Amnesty International subsequently declared Rustamzade as being a prisoner of conscience. On 7 March 2019, the European Court of Human Rights ruled that his ongoing detention was unlawful. On 17 March, Rustamzade was released after receiving a pardon from the President of Azerbaijan, Ilham Aliyev.

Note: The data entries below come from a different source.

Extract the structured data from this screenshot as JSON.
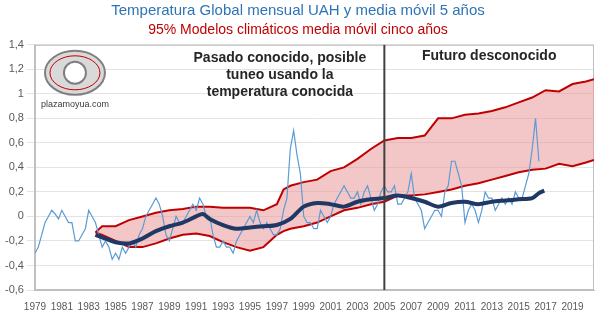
{
  "chart_data": {
    "type": "line",
    "title": "Temperatura Global mensual UAH y media móvil 5 años",
    "subtitle": "95% Modelos climáticos media móvil cinco años",
    "annotations": [
      "Pasado conocido, posible tuneo usando la temperatura conocida",
      "Futuro desconocido"
    ],
    "divider_x": 2005,
    "source": "plazamoyua.com",
    "xlim": [
      1979,
      2020.6
    ],
    "xticks": [
      1979,
      1981,
      1983,
      1985,
      1987,
      1989,
      1991,
      1993,
      1995,
      1997,
      1999,
      2001,
      2003,
      2005,
      2007,
      2009,
      2011,
      2013,
      2015,
      2017,
      2019
    ],
    "ylim": [
      -0.6,
      1.4
    ],
    "yticks": [
      {
        "value": -0.6,
        "label": "-0,6"
      },
      {
        "value": -0.4,
        "label": "-0,4"
      },
      {
        "value": -0.2,
        "label": "-0,2"
      },
      0,
      {
        "value": 0.2,
        "label": "0,2"
      },
      {
        "value": 0.4,
        "label": "0,4"
      },
      {
        "value": 0.6,
        "label": "0,6"
      },
      {
        "value": 0.8,
        "label": "0,8"
      },
      1,
      {
        "value": 1.2,
        "label": "1,2"
      },
      {
        "value": 1.4,
        "label": "1,4"
      }
    ],
    "grid": true,
    "series": [
      {
        "type": "band",
        "color": "#c00000",
        "x": [
          1983.5,
          1984,
          1985,
          1986,
          1987,
          1988,
          1989,
          1990,
          1991,
          1992,
          1993,
          1994,
          1995,
          1996,
          1997,
          1997.5,
          1998,
          1999,
          2000,
          2001,
          2002,
          2003,
          2004,
          2005,
          2006,
          2007,
          2008,
          2009,
          2010,
          2011,
          2012,
          2013,
          2014,
          2015,
          2016,
          2017,
          2018,
          2019,
          2020,
          2020.6
        ],
        "upper": [
          -0.13,
          -0.08,
          -0.08,
          -0.03,
          0.0,
          0.03,
          0.05,
          0.06,
          0.08,
          0.08,
          0.07,
          0.07,
          0.07,
          0.05,
          0.1,
          0.22,
          0.25,
          0.28,
          0.3,
          0.37,
          0.4,
          0.47,
          0.55,
          0.62,
          0.64,
          0.64,
          0.66,
          0.8,
          0.8,
          0.83,
          0.84,
          0.86,
          0.89,
          0.93,
          0.97,
          1.03,
          1.02,
          1.08,
          1.1,
          1.12
        ],
        "lower": [
          -0.13,
          -0.15,
          -0.2,
          -0.25,
          -0.25,
          -0.22,
          -0.18,
          -0.15,
          -0.14,
          -0.16,
          -0.21,
          -0.25,
          -0.28,
          -0.25,
          -0.15,
          -0.12,
          -0.1,
          -0.08,
          -0.05,
          0.0,
          0.05,
          0.07,
          0.1,
          0.12,
          0.17,
          0.17,
          0.18,
          0.2,
          0.22,
          0.25,
          0.27,
          0.3,
          0.33,
          0.36,
          0.38,
          0.39,
          0.43,
          0.41,
          0.44,
          0.46
        ]
      },
      {
        "color": "#5b9bd5",
        "line_style": "thin",
        "x": [
          1979,
          1979.25,
          1979.5,
          1979.75,
          1980,
          1980.25,
          1980.5,
          1980.75,
          1981,
          1981.25,
          1981.5,
          1981.75,
          1982,
          1982.25,
          1982.5,
          1982.75,
          1983,
          1983.25,
          1983.5,
          1983.75,
          1984,
          1984.25,
          1984.5,
          1984.75,
          1985,
          1985.25,
          1985.5,
          1985.75,
          1986,
          1986.25,
          1986.5,
          1986.75,
          1987,
          1987.25,
          1987.5,
          1987.75,
          1988,
          1988.25,
          1988.5,
          1988.75,
          1989,
          1989.25,
          1989.5,
          1989.75,
          1990,
          1990.25,
          1990.5,
          1990.75,
          1991,
          1991.25,
          1991.5,
          1991.75,
          1992,
          1992.25,
          1992.5,
          1992.75,
          1993,
          1993.25,
          1993.5,
          1993.75,
          1994,
          1994.25,
          1994.5,
          1994.75,
          1995,
          1995.25,
          1995.5,
          1995.75,
          1996,
          1996.25,
          1996.5,
          1996.75,
          1997,
          1997.25,
          1997.5,
          1997.75,
          1998,
          1998.25,
          1998.5,
          1998.75,
          1999,
          1999.25,
          1999.5,
          1999.75,
          2000,
          2000.25,
          2000.5,
          2000.75,
          2001,
          2001.25,
          2001.5,
          2001.75,
          2002,
          2002.25,
          2002.5,
          2002.75,
          2003,
          2003.25,
          2003.5,
          2003.75,
          2004,
          2004.25,
          2004.5,
          2004.75,
          2005,
          2005.25,
          2005.5,
          2005.75,
          2006,
          2006.25,
          2006.5,
          2006.75,
          2007,
          2007.25,
          2007.5,
          2007.75,
          2008,
          2008.25,
          2008.5,
          2008.75,
          2009,
          2009.25,
          2009.5,
          2009.75,
          2010,
          2010.25,
          2010.5,
          2010.75,
          2011,
          2011.25,
          2011.5,
          2011.75,
          2012,
          2012.25,
          2012.5,
          2012.75,
          2013,
          2013.25,
          2013.5,
          2013.75,
          2014,
          2014.25,
          2014.5,
          2014.75,
          2015,
          2015.25,
          2015.5,
          2015.75,
          2016,
          2016.25,
          2016.5
        ],
        "values": [
          -0.3,
          -0.25,
          -0.15,
          -0.05,
          0.0,
          0.05,
          0.02,
          -0.02,
          0.05,
          0.0,
          -0.05,
          -0.05,
          -0.2,
          -0.2,
          -0.15,
          -0.1,
          0.05,
          0.0,
          -0.05,
          -0.15,
          -0.25,
          -0.2,
          -0.25,
          -0.35,
          -0.3,
          -0.35,
          -0.25,
          -0.3,
          -0.25,
          -0.2,
          -0.25,
          -0.15,
          -0.1,
          0.0,
          0.05,
          0.1,
          0.15,
          0.1,
          0.0,
          -0.15,
          -0.2,
          -0.1,
          0.0,
          -0.05,
          -0.05,
          0.0,
          0.05,
          0.1,
          0.05,
          0.15,
          0.1,
          0.0,
          0.0,
          -0.15,
          -0.25,
          -0.25,
          -0.2,
          -0.25,
          -0.25,
          -0.3,
          -0.2,
          -0.15,
          -0.1,
          -0.05,
          0.0,
          -0.05,
          0.05,
          -0.05,
          -0.1,
          -0.05,
          -0.1,
          -0.15,
          -0.15,
          -0.1,
          0.05,
          0.15,
          0.55,
          0.7,
          0.5,
          0.35,
          0.0,
          -0.05,
          -0.05,
          -0.1,
          -0.1,
          0.05,
          0.0,
          -0.05,
          0.0,
          0.1,
          0.15,
          0.2,
          0.25,
          0.2,
          0.15,
          0.15,
          0.2,
          0.1,
          0.2,
          0.25,
          0.15,
          0.05,
          0.1,
          0.2,
          0.25,
          0.2,
          0.2,
          0.25,
          0.1,
          0.1,
          0.15,
          0.2,
          0.35,
          0.15,
          0.1,
          0.05,
          -0.1,
          -0.05,
          0.0,
          0.05,
          0.05,
          0.0,
          0.2,
          0.25,
          0.45,
          0.45,
          0.35,
          0.25,
          -0.05,
          0.05,
          0.1,
          0.05,
          -0.05,
          0.05,
          0.2,
          0.15,
          0.15,
          0.05,
          0.1,
          0.15,
          0.1,
          0.15,
          0.1,
          0.2,
          0.15,
          0.15,
          0.25,
          0.35,
          0.55,
          0.8,
          0.45
        ]
      },
      {
        "color": "#1f3864",
        "line_style": "thick",
        "x": [
          1983.5,
          1984,
          1985,
          1986,
          1987,
          1988,
          1989,
          1990,
          1991,
          1991.5,
          1992,
          1993,
          1994,
          1995,
          1996,
          1997,
          1998,
          1999,
          2000,
          2001,
          2002,
          2003,
          2004,
          2005,
          2006,
          2007,
          2008,
          2009,
          2010,
          2011,
          2012,
          2013,
          2014,
          2015,
          2016,
          2016.5,
          2016.9
        ],
        "values": [
          -0.15,
          -0.17,
          -0.21,
          -0.22,
          -0.18,
          -0.12,
          -0.08,
          -0.05,
          0.0,
          0.02,
          -0.02,
          -0.07,
          -0.1,
          -0.09,
          -0.08,
          -0.07,
          -0.02,
          0.08,
          0.11,
          0.1,
          0.08,
          0.12,
          0.14,
          0.15,
          0.17,
          0.15,
          0.12,
          0.08,
          0.11,
          0.12,
          0.1,
          0.12,
          0.13,
          0.14,
          0.15,
          0.19,
          0.21
        ]
      }
    ]
  }
}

Following Rustamzade's release, he was elected to Nida's board of directors following its 2019 election. He was a founding member of the Movement (Hərəkət) bloc in the 2020 Azerbaijani parliamentary elections, and ran as its candidate in the Nizami constituency. Rustamzade's candidacy was subsequently rejected on the grounds that he had previously been convicted with a serious crime under the Criminal Code of Azerbaijan and had been released for less than three years. He appealed the decision, but it was upheld by Central Election Commission and local courts.

On 2 July 2020, Rustamzade announced that he had resigned from the Nida board of directors, and had left the organisation altogether.

== Books ==
Rustamzade has published four books, including a memoir, Yoldaş (lit. 'Companion'), about his friendship with Bayram Mammadov.